CS249i is an advanced networking course that covers how the Internet has evolved and operates today. Topics include modern Internet topology and routing practices, recently introduced network protocols, popular content delivery strategies, and pressing privacy, security, and abuse challenges. The course consists of a mixture of lecture, guest talks, and investigative projects where students will analyze how Internet operates in practice.
Lecture: Mon/Wed 1:30–2:50 PM. Via Zoom.
Instructor: Zakir Durumeric
Office Hours: Monday 3:00–4:00 PM, or by appointment. Gates 280.
Course Assistant: TBA. Office hours by appointment.
Prerequisites: This course assumes a basic understanding of networking topics, including protocols like Ethernet, IP, and TCP, as well as routing concepts and socket programming. This is not an introductory networking course and students should first take Stanford CS 144, EE 284, or equivalent. For a refresher, consider "Computer Networking: A Top-Down Approach" by J. Kurose and K. Ross or "Computer Networks: A Systems Approach" by L. Peterson and B. Davie.
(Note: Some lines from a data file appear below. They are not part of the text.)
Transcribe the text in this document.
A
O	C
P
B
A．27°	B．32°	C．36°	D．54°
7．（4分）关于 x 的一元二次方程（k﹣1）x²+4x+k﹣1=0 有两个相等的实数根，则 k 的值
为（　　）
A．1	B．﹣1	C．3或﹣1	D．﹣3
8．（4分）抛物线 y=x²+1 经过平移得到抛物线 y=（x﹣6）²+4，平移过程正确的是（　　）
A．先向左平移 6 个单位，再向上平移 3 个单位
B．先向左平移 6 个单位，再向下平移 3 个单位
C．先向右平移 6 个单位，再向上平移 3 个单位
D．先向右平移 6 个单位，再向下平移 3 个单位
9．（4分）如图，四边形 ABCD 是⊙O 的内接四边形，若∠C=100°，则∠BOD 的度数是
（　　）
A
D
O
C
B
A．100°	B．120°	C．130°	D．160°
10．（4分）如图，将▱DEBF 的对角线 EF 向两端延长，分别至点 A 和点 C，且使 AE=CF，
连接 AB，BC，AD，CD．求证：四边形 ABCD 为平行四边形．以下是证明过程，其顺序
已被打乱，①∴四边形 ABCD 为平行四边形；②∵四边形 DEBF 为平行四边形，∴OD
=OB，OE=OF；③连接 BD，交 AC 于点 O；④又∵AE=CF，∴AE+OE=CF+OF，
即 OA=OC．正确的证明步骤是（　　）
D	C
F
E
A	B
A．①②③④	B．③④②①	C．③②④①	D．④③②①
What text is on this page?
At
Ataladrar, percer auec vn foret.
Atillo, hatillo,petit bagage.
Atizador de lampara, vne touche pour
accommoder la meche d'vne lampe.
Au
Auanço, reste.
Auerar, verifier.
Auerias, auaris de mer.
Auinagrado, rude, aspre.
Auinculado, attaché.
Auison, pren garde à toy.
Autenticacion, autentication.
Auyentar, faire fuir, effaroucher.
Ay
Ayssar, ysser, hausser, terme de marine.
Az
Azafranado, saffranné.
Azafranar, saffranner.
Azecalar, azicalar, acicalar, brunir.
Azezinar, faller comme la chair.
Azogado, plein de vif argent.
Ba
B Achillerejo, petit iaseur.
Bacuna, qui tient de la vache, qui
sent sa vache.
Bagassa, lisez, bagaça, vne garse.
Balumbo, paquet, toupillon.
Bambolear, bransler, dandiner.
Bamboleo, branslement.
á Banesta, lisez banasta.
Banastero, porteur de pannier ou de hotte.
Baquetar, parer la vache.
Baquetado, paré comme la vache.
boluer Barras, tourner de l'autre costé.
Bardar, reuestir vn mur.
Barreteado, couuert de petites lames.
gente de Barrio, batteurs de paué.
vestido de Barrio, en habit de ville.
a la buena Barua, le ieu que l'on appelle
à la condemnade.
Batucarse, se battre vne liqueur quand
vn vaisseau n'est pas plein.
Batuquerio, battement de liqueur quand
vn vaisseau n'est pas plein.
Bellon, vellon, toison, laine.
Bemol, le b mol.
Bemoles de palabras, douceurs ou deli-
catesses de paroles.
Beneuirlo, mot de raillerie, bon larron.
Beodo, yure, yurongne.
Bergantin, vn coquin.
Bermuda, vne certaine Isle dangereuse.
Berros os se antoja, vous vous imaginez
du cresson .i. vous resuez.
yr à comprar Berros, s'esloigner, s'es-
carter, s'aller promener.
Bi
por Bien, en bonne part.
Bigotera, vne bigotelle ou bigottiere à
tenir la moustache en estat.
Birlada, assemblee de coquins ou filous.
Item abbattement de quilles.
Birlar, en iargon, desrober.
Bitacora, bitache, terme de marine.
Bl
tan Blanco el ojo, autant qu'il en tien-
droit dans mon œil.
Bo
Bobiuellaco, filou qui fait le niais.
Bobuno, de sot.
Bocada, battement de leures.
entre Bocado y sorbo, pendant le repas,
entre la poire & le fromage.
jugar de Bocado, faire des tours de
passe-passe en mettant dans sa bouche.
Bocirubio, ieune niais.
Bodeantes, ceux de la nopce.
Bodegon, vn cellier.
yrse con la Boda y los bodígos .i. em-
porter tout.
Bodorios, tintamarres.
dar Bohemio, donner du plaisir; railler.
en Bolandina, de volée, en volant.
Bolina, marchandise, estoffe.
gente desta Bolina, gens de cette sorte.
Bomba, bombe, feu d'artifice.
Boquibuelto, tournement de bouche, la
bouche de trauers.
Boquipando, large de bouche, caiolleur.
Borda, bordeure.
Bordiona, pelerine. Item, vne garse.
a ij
Projects will be implemented in Go.
Submissions: All course assignments should be submitted through Gradescope. Enrollment code: TBA.
The tentative schedule and readings for the class are below:
Course introduction. Quick BGP, ASN refresher. Tier 1 Definition. Who are the Tier 1s? IXPs. Transit vs. Peering. Peering Policies, transit costs.
Evolution of Internet Topology, increased role of cloud and last mile providers. Submarine links. Netflix– Comcast dispute. Content Centralization.
BGP, MPLS, Private Peerings, RPKI, BGP hijacking, Black- holing, BGP Communities, ASNs
IPv4 vs. IPv6. Deep dive on IPv6. IP Allocation Patterns, Fake MACs. MAC rotation.
IANA, RIRs, ICANN. IPv4 Open Market, Pricing, Sales
Mobile, Satellite, Last-mile Residential technology. Inter- net access/inequity.
DNS, DNSSEC, Load Balancing, DNS Failure Modes. EDNS.
Mechanics of CDN: multicast, anycast, POPs, protocols
HTTP/2, HTTP/3. (g)QUIC. Pipelining. gRPC.
GDPR, Third-party assets, Ads, Real time bidding. SPA, Server Push, WASM, WebAuthn.
HTTPS, Lessons from TLS 1.0–1.2, TLS 1.3, HPKP, HSTS, Certificate Transparency. Let’s Encrypt and ACME Protocol
Snowden Revelations. Ubiquitous Encryption. Signal + MPLS. imessage attacks.
Attendance required. No assigned reading.
This course is composed of lecture and discussion, several empirical projects, and a final exam. Grading will be based on the following components. Students should submit all reports through Gradescope by 11:59PM on the day of each deadline.
Project 1: Routing and Topology (25%)
Students will BGP peer onto the public-Internet using a software-router (GoBGP). From there, students will analyze the routing table they receive to understand real-world peering relationships, determine the Tier-1 providers on the Internet, and understand where BGP/MPLS is used. [more information]
Project 2: Web and Content Delivery (25%)
While reading a few formative papers helps demonstrate how a subfield started, it oftentimes leaves us wondering how the area has evolved. To fill this gap, pairs of students will read 3-4 more recent papers and provide a 20 minute presentation about the current state of a research area at the start of one class. [more information]
Project 3: Security, Privacy, and Abuse (25%)
The third project will consist of three parts: (1) analyzing data from a series of honeypots and a large passive network telescope to uncover DDoS attacks and real-world scanning behavior, (2) analyze Censys Internet scan data to understand real-world service deployment, and (3) analyze certificate authorities found in Public Certificate Transparency servers to understand what organizations we trust to sign certificates for websites. [more information]
Final Exam (25%)
There will be a short final exam that covers material taught in the class, guest speakers, and techniques from the three course projects.